Family History and Information
Many birth mothers include a picture of themselves along with information. Family history, fun stories and pictures of their extended family can be included as well. Many adoptees want to know about their birth mother and family. Including tidbits of details, like pictures or names, is a fun and positive way to have your birth child start to learn about you and your history. You don’t need to give a full in depth lecture on your family’s roots, just the important parts you want your child to know. If you have a close relationship with a family member, or they meant something special in your life, you can share that with your birth child too!
Write Down Your Feelings
Vulnerability can be frightening. Displaying your thoughts and emotions for the world to see or judge can put a lot of people on edge, but a key feature to keeping a positive outlook on your relationship with you and your birth child is honesty. Letting your birth child know why you made the selfless decision to put them up for adoption lays a foundation of trust between the two of you. Not only can this create a strong bond for you and your birth child, it will also help you express the feelings you may have been holding in this whole time.
Writing a letter to your birth child can be a cathartic experience for you and a beneficial connective experience for him or her. If you feel that there’s something specific you’d like to share, but are unsure if it’s the right time, you can ask the adoptive parents to hold the letter until they feel your birth child is old enough to read it.

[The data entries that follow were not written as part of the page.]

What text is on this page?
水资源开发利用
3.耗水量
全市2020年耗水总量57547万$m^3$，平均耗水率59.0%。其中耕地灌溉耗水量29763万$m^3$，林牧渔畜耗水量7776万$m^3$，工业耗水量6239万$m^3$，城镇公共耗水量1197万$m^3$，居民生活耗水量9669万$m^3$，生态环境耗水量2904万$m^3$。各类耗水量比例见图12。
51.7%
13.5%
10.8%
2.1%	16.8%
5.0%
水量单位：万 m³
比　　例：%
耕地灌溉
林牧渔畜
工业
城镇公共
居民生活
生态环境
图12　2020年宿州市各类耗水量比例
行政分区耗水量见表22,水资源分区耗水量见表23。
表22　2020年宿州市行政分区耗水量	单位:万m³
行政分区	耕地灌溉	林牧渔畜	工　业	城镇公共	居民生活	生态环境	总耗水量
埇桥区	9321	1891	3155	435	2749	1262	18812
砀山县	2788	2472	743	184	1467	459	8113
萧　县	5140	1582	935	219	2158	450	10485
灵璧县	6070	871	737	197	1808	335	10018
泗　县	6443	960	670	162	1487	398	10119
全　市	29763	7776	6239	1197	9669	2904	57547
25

Tell Your Birth Child about Their Adoption Journey
When you write a letter to your birth child, you’re opening up an opportunity to express the feelings you have for them and the life you envisioned for them. What you dream for their life to be: full of happiness and love. Adventure and creativity. All the things you pictured for them when you were choosing the adoptive parents can be laid out on paper. The thought, care and love that went into choosing the right family is an important aspect to adoption. Expressing this to your birth child will help them understand just how important they are to you, and how important choosing the right adoptive family was in order for them to live a fulfilling, happy life.
Keep Your Letter Positive
One important rule when you write a letter to your birth child is to keep it positive. You want them to be proud of their adoption. Don’t speak negatively about adoption or about their birth father, if the situation fits. Remember, you do not owe your birth child an apology. You did what was best for him or her, and gave them an opportunity to have a life you could not provide. There is nothing shameful about that, and they should not feel their adoption warrants an apology. Adoption is the choice to bring life into this world and the selfless act of allowing your birth child to live the best life possible.

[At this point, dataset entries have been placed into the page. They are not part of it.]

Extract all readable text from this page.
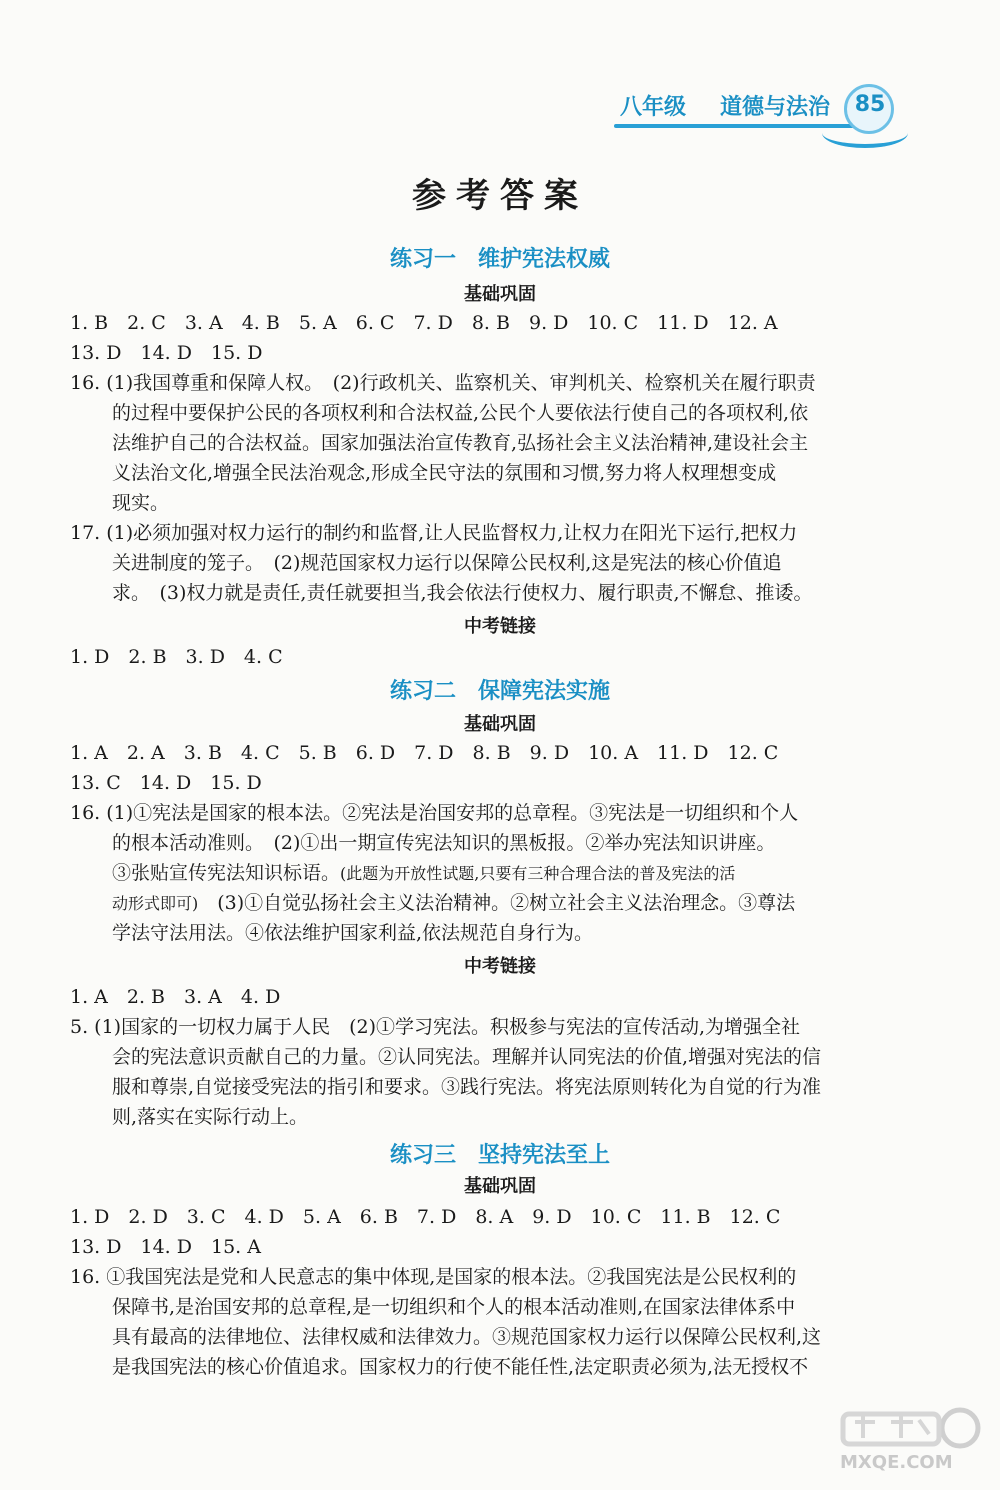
八年级 道德与法治	85
参考答案
练习一　维护宪法权威
基础巩固
1. B　2. C　3. A　4. B　5. A　6. C　7. D　8. B　9. D　10. C　11. D　12. A
13. D　14. D　15. D
16. (1)我国尊重和保障人权。　(2)行政机关、监察机关、审判机关、检察机关在履行职责
的过程中要保护公民的各项权利和合法权益,公民个人要依法行使自己的各项权利,依
法维护自己的合法权益。国家加强法治宣传教育,弘扬社会主义法治精神,建设社会主
义法治文化,增强全民法治观念,形成全民守法的氛围和习惯,努力将人权理想变成
现实。
17. (1)必须加强对权力运行的制约和监督,让人民监督权力,让权力在阳光下运行,把权力
关进制度的笼子。　(2)规范国家权力运行以保障公民权利,这是宪法的核心价值追
求。　(3)权力就是责任,责任就要担当,我会依法行使权力、履行职责,不懈怠、推诿。
中考链接
1. D　2. B　3. D　4. C
练习二　保障宪法实施
基础巩固
1. A　2. A　3. B　4. C　5. B　6. D　7. D　8. B　9. D　10. A　11. D　12. C
13. C　14. D　15. D
16. (1)①宪法是国家的根本法。②宪法是治国安邦的总章程。③宪法是一切组织和个人
的根本活动准则。　(2)①出一期宣传宪法知识的黑板报。②举办宪法知识讲座。
③张贴宣传宪法知识标语。(此题为开放性试题,只要有三种合理合法的普及宪法的活
动形式即可)　(3)①自觉弘扬社会主义法治精神。②树立社会主义法治理念。③尊法
学法守法用法。④依法维护国家利益,依法规范自身行为。
中考链接
1. A　2. B　3. A　4. D
5. (1)国家的一切权力属于人民　(2)①学习宪法。积极参与宪法的宣传活动,为增强全社
会的宪法意识贡献自己的力量。②认同宪法。理解并认同宪法的价值,增强对宪法的信
服和尊崇,自觉接受宪法的指引和要求。③践行宪法。将宪法原则转化为自觉的行为准
则,落实在实际行动上。
练习三　坚持宪法至上
基础巩固
1. D　2. D　3. C　4. D　5. A　6. B　7. D　8. A　9. D　10. C　11. B　12. C
13. D　14. D　15. A
16. ①我国宪法是党和人民意志的集中体现,是国家的根本法。②我国宪法是公民权利的
保障书,是治国安邦的总章程,是一切组织和个人的根本活动准则,在国家法律体系中
具有最高的法律地位、法律权威和法律效力。③规范国家权力运行以保障公民权利,这
是我国宪法的核心价值追求。国家权力的行使不能任性,法定职责必须为,法无授权不
MXQE.COM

Open Up to Your Birth Child
If there are experiences you feel will help your child understand you better write it down. Not only does this allow your birth child to get to know you on a deeper level, it’ll also give you both a sense of true connection. Speaking honestly about who you are and your life is one of the deepest topics of a conversation a person can have. Connecting on a true level of understanding and love is the most important part of communicating with your birth child. Speak from your heart. Allow them to truly know you, and the woman they come from.
How to Write a Letter to Your Birth Child
Whether you’re planning on continuing an open line of communication with your birth child or not, writing a letter to them is a wonderful sentiment of love that they can cherish. Your birth child will have a piece of you with them, and something they can read back on when they’re older and want to get to know you better. Words are impactful and convey feelings just as strongly as spoken word. Keep your letter honest, positive and a portrayal of what you want your birth child to feel when they think of you.